On Friday August 21, Ryan will release a new song, “Rivers,” as what he calls a process single — five versions of the same song in different iterations as it progresses from phone demo to full production. The final version of “Rivers” was recorded with The Gaslight Anthem’s Brian Fallon, longtime Ryan collaborator Brian Bequette and drummer Corey Siegle.

He began writing the song in 2016, during the Presidential election cycle. “I love it when you hear a song, [and] it feels like it always existed. It's funny how, like, some songs don't do that, you know? So, if it doesn't come like that first burst of lightning … I like to let something kind of mature with me, or the other thing being that I take my own hands off of it and let it express itself. And that's kind of what happened … It's not like I planned five years ago, like, I'm gonna start this song, and I'm gonna finish it in 2020. And now I'm going to release it. It just happened naturally.

“And so, when that happens, I always listen,” he adds. “When things are hard, it doesn't mean that they're not meant to be. It just means maybe the timing just wasn't right.”

He is also on the cusp of releasing his second collaboration with Neilson Hubbard as Strays Don’t Sleep (full disclosure: I played bass on one Strays Don’t Sleep song on their first release, and on Ryan’s 2001 album, Concussion). It’s an ambient little gem, blending Hubbard’s more easygoing, sweet and lyrical style with Ryan’s incisive eye and more mature and balanced than their first release from 2006.

With more than 20 years and releases under his belt, Matthew Ryan has gained a perspective on writing and on career. The artist who has developed from the angry young man of May Day to the seasoned, slightly less-young writer of “Rivers,” is one who has learned to embrace the lessons of time.
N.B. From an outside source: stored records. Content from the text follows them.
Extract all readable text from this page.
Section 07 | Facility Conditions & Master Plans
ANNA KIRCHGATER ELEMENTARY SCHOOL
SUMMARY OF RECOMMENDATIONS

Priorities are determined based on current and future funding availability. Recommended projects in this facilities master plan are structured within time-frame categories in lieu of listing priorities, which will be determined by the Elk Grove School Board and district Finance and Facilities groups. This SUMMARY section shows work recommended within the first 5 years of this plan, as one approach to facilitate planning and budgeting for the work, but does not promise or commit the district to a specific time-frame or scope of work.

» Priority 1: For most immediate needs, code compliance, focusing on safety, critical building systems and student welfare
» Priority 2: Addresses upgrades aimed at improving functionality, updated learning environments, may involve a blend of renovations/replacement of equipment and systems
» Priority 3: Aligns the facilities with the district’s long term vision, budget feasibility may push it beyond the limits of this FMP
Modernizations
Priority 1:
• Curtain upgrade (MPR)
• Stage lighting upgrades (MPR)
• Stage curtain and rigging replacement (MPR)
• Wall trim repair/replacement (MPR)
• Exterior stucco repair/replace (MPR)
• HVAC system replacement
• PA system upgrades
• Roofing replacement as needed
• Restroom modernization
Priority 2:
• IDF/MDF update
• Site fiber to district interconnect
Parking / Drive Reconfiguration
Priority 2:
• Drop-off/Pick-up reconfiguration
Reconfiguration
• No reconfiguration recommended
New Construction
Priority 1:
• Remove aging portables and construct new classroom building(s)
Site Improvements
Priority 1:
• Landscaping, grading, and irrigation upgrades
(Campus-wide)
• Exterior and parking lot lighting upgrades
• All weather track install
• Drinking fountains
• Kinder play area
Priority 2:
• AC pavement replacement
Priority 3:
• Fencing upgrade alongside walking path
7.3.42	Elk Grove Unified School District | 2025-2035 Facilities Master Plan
“The processes of the things that we do are important,” he says, as we finish our conversation and tea. “And they should be built to last. We're really up against that certain sort of quickness. It's beyond disposability. It's ‘experience, experience, experience, experience, forget, forget, forget, forget, forget.’ This is no way to live. So, the idea is to quietly express that we should inhabit things more thoroughly.”